Interreg MED Green Growth Community is a community of projects in the framework of Interreg-MED Program. Its main objective is to exchange green growth-related knowledge involving more than 100 partners, from public institutions to SMEs and regional authorities. The projects focus on different sectors of the economy, ranging, among others, from the agri-food sector to waste management and smart cities.

A scientific study conducted recently by the Mediterranean Experts on Climate and Environmental Change (MedECC) found that climate change has impacted the Mediterranean region to a large extent compared to the rest of the world. Temperatures in the region have risen by 1.5 degrees Celsius from the pre-industrial period, above the global average of 1.1 degrees Celsius. In addition, the study projected that droughts would become “more frequent and/or more intense”.

Many GGC projects focus on the environmental footprint of agriculture and explore innovative ways to mitigate it.

RELIVE Waste is one of these projects. It involves Italy, Cyprus, Spain and Bosnia-Herzegovina and will run until mid-2020. The project focuses on livestock and particularly intensive cattle and pig farming, which severely affects climate change in the region.

The objective is to convert livestock waste into organic high-value commercial fertilisers through the use of innovative technologies. The result, according to the project, will not only lead to smart growth but will also create new business opportunities.

Another project is CAMARG, whose aim is to help Mediterranean smallholders survive from the growing competition of mass retail business models.
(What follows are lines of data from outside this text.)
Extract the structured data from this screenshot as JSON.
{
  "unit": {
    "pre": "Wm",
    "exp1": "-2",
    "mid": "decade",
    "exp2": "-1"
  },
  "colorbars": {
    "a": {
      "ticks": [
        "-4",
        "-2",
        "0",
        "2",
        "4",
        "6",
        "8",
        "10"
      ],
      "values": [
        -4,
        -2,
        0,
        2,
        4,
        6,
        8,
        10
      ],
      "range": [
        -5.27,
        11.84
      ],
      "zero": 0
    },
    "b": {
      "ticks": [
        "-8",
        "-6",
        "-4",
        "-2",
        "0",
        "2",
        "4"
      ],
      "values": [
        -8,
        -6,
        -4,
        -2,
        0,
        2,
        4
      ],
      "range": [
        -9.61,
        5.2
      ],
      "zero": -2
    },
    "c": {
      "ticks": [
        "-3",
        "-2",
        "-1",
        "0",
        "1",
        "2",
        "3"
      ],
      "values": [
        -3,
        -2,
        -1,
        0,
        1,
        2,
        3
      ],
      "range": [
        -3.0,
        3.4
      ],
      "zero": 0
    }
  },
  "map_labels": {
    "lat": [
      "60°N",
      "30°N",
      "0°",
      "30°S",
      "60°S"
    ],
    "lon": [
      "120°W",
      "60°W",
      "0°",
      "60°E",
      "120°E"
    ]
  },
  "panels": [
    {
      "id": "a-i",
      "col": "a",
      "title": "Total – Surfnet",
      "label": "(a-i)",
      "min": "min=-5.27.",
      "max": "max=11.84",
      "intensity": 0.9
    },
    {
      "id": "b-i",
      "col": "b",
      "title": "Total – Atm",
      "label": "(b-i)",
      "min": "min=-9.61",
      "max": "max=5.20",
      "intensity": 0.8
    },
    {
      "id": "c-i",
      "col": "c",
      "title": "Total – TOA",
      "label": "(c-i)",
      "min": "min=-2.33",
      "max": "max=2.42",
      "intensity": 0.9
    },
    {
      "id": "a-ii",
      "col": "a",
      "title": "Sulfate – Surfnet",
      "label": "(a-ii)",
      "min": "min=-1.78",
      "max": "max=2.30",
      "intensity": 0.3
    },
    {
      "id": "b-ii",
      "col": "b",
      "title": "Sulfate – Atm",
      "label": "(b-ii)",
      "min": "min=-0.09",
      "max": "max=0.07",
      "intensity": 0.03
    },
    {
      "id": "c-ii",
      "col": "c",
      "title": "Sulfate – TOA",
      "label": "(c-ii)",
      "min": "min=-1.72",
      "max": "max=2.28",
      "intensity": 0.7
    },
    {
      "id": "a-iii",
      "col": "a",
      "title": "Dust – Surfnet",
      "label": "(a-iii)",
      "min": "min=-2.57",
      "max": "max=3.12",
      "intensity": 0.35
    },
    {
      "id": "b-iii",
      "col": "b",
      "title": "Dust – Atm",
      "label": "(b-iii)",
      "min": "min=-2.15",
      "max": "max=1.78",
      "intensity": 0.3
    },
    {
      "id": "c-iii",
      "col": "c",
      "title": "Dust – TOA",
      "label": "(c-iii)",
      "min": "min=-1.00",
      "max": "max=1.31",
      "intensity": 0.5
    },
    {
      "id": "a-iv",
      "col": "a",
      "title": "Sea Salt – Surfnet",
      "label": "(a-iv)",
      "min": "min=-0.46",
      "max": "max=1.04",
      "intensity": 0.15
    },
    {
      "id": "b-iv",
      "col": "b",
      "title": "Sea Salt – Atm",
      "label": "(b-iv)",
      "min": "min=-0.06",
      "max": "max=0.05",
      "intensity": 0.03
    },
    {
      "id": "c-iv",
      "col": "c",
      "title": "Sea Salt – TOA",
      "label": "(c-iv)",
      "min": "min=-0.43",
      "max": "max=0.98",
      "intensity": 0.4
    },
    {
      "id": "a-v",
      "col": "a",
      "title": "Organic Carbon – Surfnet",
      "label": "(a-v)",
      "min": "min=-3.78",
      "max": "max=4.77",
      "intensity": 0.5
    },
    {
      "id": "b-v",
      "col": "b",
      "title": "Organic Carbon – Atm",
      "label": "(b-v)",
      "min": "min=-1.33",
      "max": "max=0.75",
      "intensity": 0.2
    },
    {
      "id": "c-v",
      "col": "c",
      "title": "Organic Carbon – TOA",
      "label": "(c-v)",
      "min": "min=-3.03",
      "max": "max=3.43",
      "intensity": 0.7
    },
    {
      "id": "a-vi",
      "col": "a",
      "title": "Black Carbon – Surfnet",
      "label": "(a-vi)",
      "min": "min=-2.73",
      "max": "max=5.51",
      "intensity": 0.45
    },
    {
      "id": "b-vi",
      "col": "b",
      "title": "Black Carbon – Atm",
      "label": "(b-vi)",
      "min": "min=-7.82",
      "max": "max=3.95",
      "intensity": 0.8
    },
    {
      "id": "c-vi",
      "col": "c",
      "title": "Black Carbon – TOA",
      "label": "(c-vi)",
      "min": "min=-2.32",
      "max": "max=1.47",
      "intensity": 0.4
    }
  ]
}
Using the “zero-km approach”, its aim is to shorten the path between local farm producers and final consumers through an e-commerce service. In addition, it aims to increase the visibility of their high-quality products in the Mediterranean area.

The project resembles the concept of short food supply chains (SFSC), which was introduced in the last Common Agricultural Policy (CAP), providing consumers with healthy and fresh food products as well as increasing smallholders’ income.

Alessandra Sensi, from the Secretariat of the Union of the Mediterranean (UfM), an intergovernmental institution bringing together 43 countries to promote dialogue and cooperation, said the objective was to agree on a common agenda on the environment and climate change as well as blue economy.

She said in the years to come, the Mediterranean countries should grab the opportunity and take action.

“It’s an important opportunity not to miss out in order to make sure that our agenda is in line with the evidence that the Mediterranean region is a hot spot for climate change,” she told EURACTIV. She added this enhanced technical cooperation is not only limited among the European Mediterranean countries but it has also expanded to countries such as Jordan.

“Everything depends on transnational cooperation. Indeed, environmental problems have no border. So, there is no other way to tackle it than working together on an equal footing,” Sensi said.

Interreg MED Green Growth Community recently got the UfM “label” and now takes part in joint activities promoting sustainable solutions to tackle climate change in the region.

“This is actually a story of success,” Sensi said, adding that through this partnership, southern Mediterranean countries which are not part of an Interreg programme, for instance from northern Africa, will ultimately be able to join these projects.

“We are now looking into operational opportunities to coordinate with other regional programmes, but also to facilitate the process and ensure that the countries of the South which are actually currently not part of it can still join these activities.”